BERAT KANDİLİ

BERAT KANDİLİ

 

            Âyette:” Ha, Mim. Apaçık Kitab’a andolsun ki, Biz onu mübarek bir gecede indirdik. Çünkü Biz, insanları uyarmaktayız. Her hikmetli iş o mübarek gecede ayırd edilir.”[1]

            Âyette geçen ‘Mübarek gece’ ile kasdedilen Beraat gecesidir.

            Kadir gecesinden sonra ikinci Kadir olarak değerlendirilen Beraat gecesi önemi itibarıyla;

            Kur’an-ı Kerim o gecede toplu olarak dünya semasına inmiş,kadir gecesinden itibaren ise 23 sene de Mekke-Medine de tamamlanmıştır.

            “Bu gelen gece olan Leyle-i Berat, bütün senede bir kudsî çekirdek hükmünde ve mukadderat-ı beşeriyenin programı nev’inden olması cihetiyle, Leyle-i Kadrin kudsiyetindedir. Herbir hasenenin Leyle-i Kadirde otuz bin olduğu gibi, bu Leyle-i Beratta herbir amel-i salihin ve herbir harf-i Kur’ân’ın sevabı yirmi bine çıkar. Sair vakitte on ise, şuhûr-u selâsede yüze ve bine çıkar. Ve bu kudsî leyâli-i meşhurede on binler, yirmi bin veya otuz binlere çıkar. Bu geceler elli senelik bir ibadet hükmüne geçebilir.

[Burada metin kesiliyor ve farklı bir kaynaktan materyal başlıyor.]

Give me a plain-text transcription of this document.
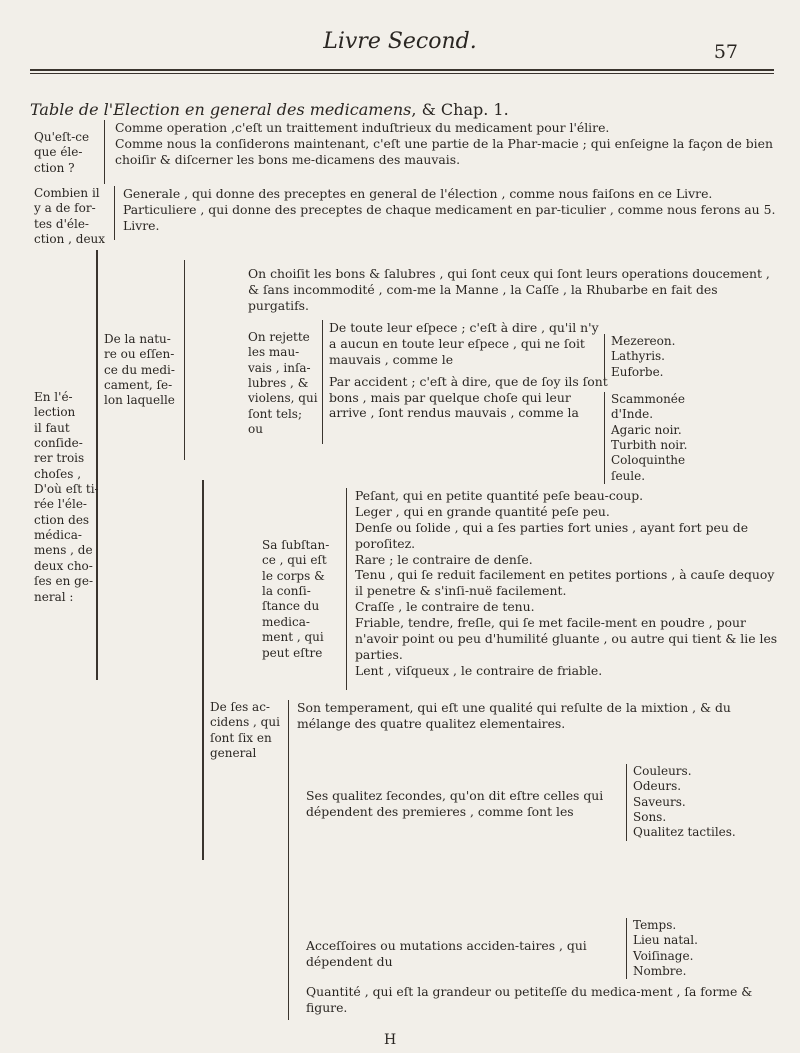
Livre Second.	57
Table de l'Election en general des medicamens, & Chap. 1.
Qu'eſt-ce
que éle-
ction ?
Comme operation ,c'eſt un traittement induſtrieux du medicament pour l'élire.
Comme nous la conſiderons maintenant, c'eſt une partie de la Phar-macie ; qui enſeigne la façon de bien choiſir & diſcerner les bons me-dicamens des mauvais.
Combien il
y a de for-
tes d'éle-
ction , deux
Generale , qui donne des preceptes en general de l'élection , comme nous faiſons en ce Livre.
Particuliere , qui donne des preceptes de chaque medicament en par-ticulier , comme nous ferons au 5. Livre.
En l'é-
lection
il faut
conſide-
rer trois
choſes ,
De la natu-
re ou eſſen-
ce du medi-
cament, ſe-
lon laquelle
On choiſit les bons & ſalubres , qui ſont ceux qui ſont leurs operations doucement , & ſans incommodité , com-me la Manne , la Caſſe , la Rhubarbe en fait des purgatifs.
On rejette
les mau-
vais , inſa-
lubres , &
violens, qui
ſont tels; ou
De toute leur eſpece ; c'eſt à dire , qu'il n'y a aucun en toute leur eſpece , qui ne ſoit mauvais , comme le
Par accident ; c'eſt à dire, que de ſoy ils ſont bons , mais par quelque choſe qui leur arrive , ſont rendus mauvais , comme la
Mezereon.
Lathyris.
Euforbe.
Scammonée
d'Inde.
Agaric noir.
Turbith noir.
Coloquinthe
ſeule.
D'où eſt ti-
rée l'éle-
ction des
médica-
mens , de
deux cho-
ſes en ge-
neral :
Sa ſubſtan-
ce , qui eſt
le corps &
la conſi-
ſtance du
medica-
ment , qui
peut eſtre
Peſant, qui en petite quantité peſe beau-coup.
Leger , qui en grande quantité peſe peu.
Denſe ou ſolide , qui a ſes parties fort unies , ayant fort peu de poroſitez.
Rare ; le contraire de denſe.
Tenu , qui ſe reduit facilement en petites portions , à cauſe dequoy il penetre & s'inſi-nuë facilement.
Craſſe , le contraire de tenu.
Friable, tendre, freſle, qui ſe met facile-ment en poudre , pour n'avoir point ou peu d'humilité gluante , ou autre qui tient & lie les parties.
Lent , viſqueux , le contraire de friable.
De ſes ac-
cidens , qui
ſont ſix en
general
Son temperament, qui eſt une qualité qui reſulte de la mixtion , & du mélange des quatre qualitez elementaires.
Ses qualitez ſecondes, qu'on dit eſtre celles qui dépendent des premieres , comme ſont les
Couleurs.
Odeurs.
Saveurs.
Sons.
Qualitez tactiles.
Acceſſoires ou mutations acciden-taires , qui dépendent du
Temps.
Lieu natal.
Voiſinage.
Nombre.
Quantité , qui eſt la grandeur ou petiteſſe du medica-ment , ſa forme & figure.
H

Onun için, elden geldiği kadar Kur’ân’la ve istiğfar ve salâvatla meşgul olmak büyük bir kârdır.”[2]

            Bir çekirdek nasılki bir ağacın tümünü içinde barındırıyorsa,bir çekirdek mesabesinde olan Berat gecesi de bir yıllık oluşumu ve gelişimi bir çip gibi içerisinde barındırmaktır.

            -“Hem İmam-ı Ali (r.a.) onuncu mertebe-i tâdâdında onuncu sûre olarak ve kıyamet ve Leyle-i Berâta bakan deyip mânâ-yı işârîsiyle “Onuncu Söz” namında ve mertebesinde olan Haşir Risalesine işaretle beraber, o risalenin fevkalâde ehemmiyetini ve gayet muhkem olduğunu ve o zamanın dumanlı karanlıklarını izale eden bir Leyle-i Berâtın bir kandili hükmünde bulunmasına ve haşir ve kıyametin bir alâmeti olan duhan, hem Leyle-i Berâtın senevî olarak hikmetli tefrik ve taksim-i umûr noktalarıyla ve başka karineler ile îmaen ve remzen haber veriyor.” [3]

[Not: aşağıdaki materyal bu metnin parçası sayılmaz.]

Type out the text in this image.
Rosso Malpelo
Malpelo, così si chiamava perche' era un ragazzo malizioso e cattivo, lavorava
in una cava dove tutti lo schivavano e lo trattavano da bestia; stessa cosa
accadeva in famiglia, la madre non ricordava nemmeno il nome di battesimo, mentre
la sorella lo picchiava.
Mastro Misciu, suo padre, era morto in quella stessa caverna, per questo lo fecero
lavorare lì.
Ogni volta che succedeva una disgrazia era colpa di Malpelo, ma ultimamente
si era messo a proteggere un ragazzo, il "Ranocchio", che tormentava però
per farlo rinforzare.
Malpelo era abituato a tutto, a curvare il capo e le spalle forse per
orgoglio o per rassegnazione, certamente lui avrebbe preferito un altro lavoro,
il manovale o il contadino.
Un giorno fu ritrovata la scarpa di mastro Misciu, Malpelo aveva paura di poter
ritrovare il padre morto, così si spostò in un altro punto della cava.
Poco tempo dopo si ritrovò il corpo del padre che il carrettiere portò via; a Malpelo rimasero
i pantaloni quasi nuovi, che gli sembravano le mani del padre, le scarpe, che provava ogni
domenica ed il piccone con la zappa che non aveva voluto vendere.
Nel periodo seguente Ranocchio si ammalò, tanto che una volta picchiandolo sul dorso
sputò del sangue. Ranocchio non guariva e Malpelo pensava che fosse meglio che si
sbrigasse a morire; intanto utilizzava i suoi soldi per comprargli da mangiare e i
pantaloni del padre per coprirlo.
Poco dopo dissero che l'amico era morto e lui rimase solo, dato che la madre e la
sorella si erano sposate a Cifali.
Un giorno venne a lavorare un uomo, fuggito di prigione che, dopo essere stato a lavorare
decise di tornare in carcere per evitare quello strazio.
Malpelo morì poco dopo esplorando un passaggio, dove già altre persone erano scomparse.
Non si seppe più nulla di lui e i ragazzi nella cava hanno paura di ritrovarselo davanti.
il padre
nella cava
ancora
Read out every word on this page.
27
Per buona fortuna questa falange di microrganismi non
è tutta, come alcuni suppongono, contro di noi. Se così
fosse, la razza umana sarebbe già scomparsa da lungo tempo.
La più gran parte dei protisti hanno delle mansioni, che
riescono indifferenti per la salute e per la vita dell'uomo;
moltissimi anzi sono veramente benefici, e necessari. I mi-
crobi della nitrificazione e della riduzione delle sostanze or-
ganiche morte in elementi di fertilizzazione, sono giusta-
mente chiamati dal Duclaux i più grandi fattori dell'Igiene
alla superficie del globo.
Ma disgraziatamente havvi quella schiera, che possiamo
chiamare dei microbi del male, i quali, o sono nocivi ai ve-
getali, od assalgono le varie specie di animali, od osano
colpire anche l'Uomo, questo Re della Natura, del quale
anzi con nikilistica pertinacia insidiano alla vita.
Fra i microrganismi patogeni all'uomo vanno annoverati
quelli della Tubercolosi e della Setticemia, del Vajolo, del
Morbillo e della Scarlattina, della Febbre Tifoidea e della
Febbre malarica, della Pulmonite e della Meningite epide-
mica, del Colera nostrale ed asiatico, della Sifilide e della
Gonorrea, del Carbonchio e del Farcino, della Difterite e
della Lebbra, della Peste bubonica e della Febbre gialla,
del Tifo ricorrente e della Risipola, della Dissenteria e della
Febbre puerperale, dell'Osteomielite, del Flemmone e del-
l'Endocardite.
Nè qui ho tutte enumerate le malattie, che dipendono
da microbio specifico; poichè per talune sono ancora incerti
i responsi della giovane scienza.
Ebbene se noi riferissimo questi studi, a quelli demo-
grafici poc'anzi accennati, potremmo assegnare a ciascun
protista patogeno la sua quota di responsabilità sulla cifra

            Fahruddin Razî de şöyle kaydetmiştir: Rivayet olunur ki: Atıyye-i Harûrî, İbnü Abbas hazretlerinden “Gerçekten biz onu kadir gecesinde indirdik.” (Kadr, 97/1) ifadesi ile “Gerçekten biz onu mübarek bir gecede indirdik.” (Duhan, 44/3) ifadesini şöyle sordu: Yüce Allah Kur’ân’ı ayların hepsinde indirmiş iken bu nasıl sahih olur? İbnü Abbas (r.a.) hazretleri de dedi ki: Ey İbnü Esved! Ben helak olsam da bu nefsinde kalsa cevabını da bulamazsan helak olacaktın. Kur’ân cümleten (toptan) Levh-i mahfuzdan Beyti Ma’mura indi ki o dünya semasıdır. Sonra onun arkasından olayların çeşitlerine göre, durumdan duruma nazil oldu.
Demek ki, Kur’ân’ın bir toptan inişi, bir de kısım kısım inişi vardır. Toptan inmesi bir defada olmuştur. Buna daha çok “İnzal” deyimi uygundur. Kısım kısım inmesi de Peygamber’e azar azar yirmi üç senede olmuştur. Buna da “Tenzil” deyimi uygundur. Bunların aynı mânâda kullanıldıkları yadırganmadığı gibi, “tenzil”in her necmi (kısım kısım inmesi) ayrıca düşünüldüğü zaman yine “inzal” denilmek uygun olacağından birinin bir gecede birinin de diğer gecede olması iki rivayetin uzlaştırılmasına daha uygun gelecektir. Şu halde “mübarek gece”nin “berat gecesi” olması, “Gerçekten biz onu kadir gecesi indirdik.” (Kadr 97/1) buyurulmasına aykırı olmayacaktır.

 

            *Berat gecesi varlıkların özellikle insanların yıllık mukadderat proğramıdır.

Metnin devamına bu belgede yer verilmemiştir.